Ingredients:

  • 1 (10-ounce/283g) package frozen chopped spinach, thawed and squeezed dry
  • 1 (14-ounce/397g) can artichoke hearts, packed in water, drained and coarsely chopped
  • 8 ounces (227g) cream cheese, softened
  • 1 cup (227g) mayonnaise
  • 1 cup (113g) grated Parmesan cheese, divided
  • 1 cup (113g) shredded mozzarella cheese
  • 1/2 cup (56g) grated Gruyere cheese
  • 1/4 cup (30g) sour cream
  • 2 cloves garlic, minced
  • 1/4 teaspoon garlic powder
  • 1/4 teaspoon onion powder
  • 1/4 teaspoon red pepper flakes (optional)
  • Salt and freshly ground black pepper, to taste

Instructions:

  1. Thaw and squeeze spinach dry.
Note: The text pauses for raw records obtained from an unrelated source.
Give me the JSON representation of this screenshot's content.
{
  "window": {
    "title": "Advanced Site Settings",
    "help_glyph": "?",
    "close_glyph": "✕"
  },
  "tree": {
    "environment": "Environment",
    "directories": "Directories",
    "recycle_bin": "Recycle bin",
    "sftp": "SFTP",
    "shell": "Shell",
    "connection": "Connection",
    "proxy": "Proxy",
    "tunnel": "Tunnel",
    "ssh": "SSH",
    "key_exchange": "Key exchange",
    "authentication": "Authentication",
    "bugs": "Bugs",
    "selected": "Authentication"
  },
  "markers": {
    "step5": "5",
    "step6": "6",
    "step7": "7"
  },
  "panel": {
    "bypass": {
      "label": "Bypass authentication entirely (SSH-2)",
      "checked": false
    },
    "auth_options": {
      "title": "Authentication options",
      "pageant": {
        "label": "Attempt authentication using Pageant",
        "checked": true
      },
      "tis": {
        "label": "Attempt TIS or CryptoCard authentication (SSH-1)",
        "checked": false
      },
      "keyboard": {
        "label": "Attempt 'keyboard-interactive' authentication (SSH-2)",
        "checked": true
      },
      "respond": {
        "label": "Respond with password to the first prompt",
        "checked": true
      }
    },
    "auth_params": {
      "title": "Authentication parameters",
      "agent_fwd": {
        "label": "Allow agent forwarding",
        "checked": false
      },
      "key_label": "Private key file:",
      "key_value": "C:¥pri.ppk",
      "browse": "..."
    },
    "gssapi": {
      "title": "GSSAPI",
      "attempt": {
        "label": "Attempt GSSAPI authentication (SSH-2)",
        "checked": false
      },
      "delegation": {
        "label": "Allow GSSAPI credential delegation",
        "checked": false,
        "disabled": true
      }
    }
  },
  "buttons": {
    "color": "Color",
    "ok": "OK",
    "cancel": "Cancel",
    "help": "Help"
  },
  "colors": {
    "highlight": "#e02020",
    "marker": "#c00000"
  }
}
Chop artichoke hearts. Mince garlic.
  2. In a large bowl, combine cream cheese, mayonnaise, sour cream, garlic, garlic powder, onion powder, red pepper flakes (if using), salt, pepper, 1/2 cup Parmesan cheese, mozzarella and Gruyere cheese.
  3. Stir in the squeezed spinach and chopped artichoke hearts until well combined.
  4. Transfer the mixture to the slow cooker and spread evenly.
  5. Cook on low for 2-3 hours or on high for 1-1.5 hours, or until heated through and bubbly around the edges. Stir occasionally to prevent burning.
  6. Sprinkle with the remaining 1/2 cup Parmesan cheese during the last 15 minutes of cooking.
  7. Serve warm with your favorite dippers.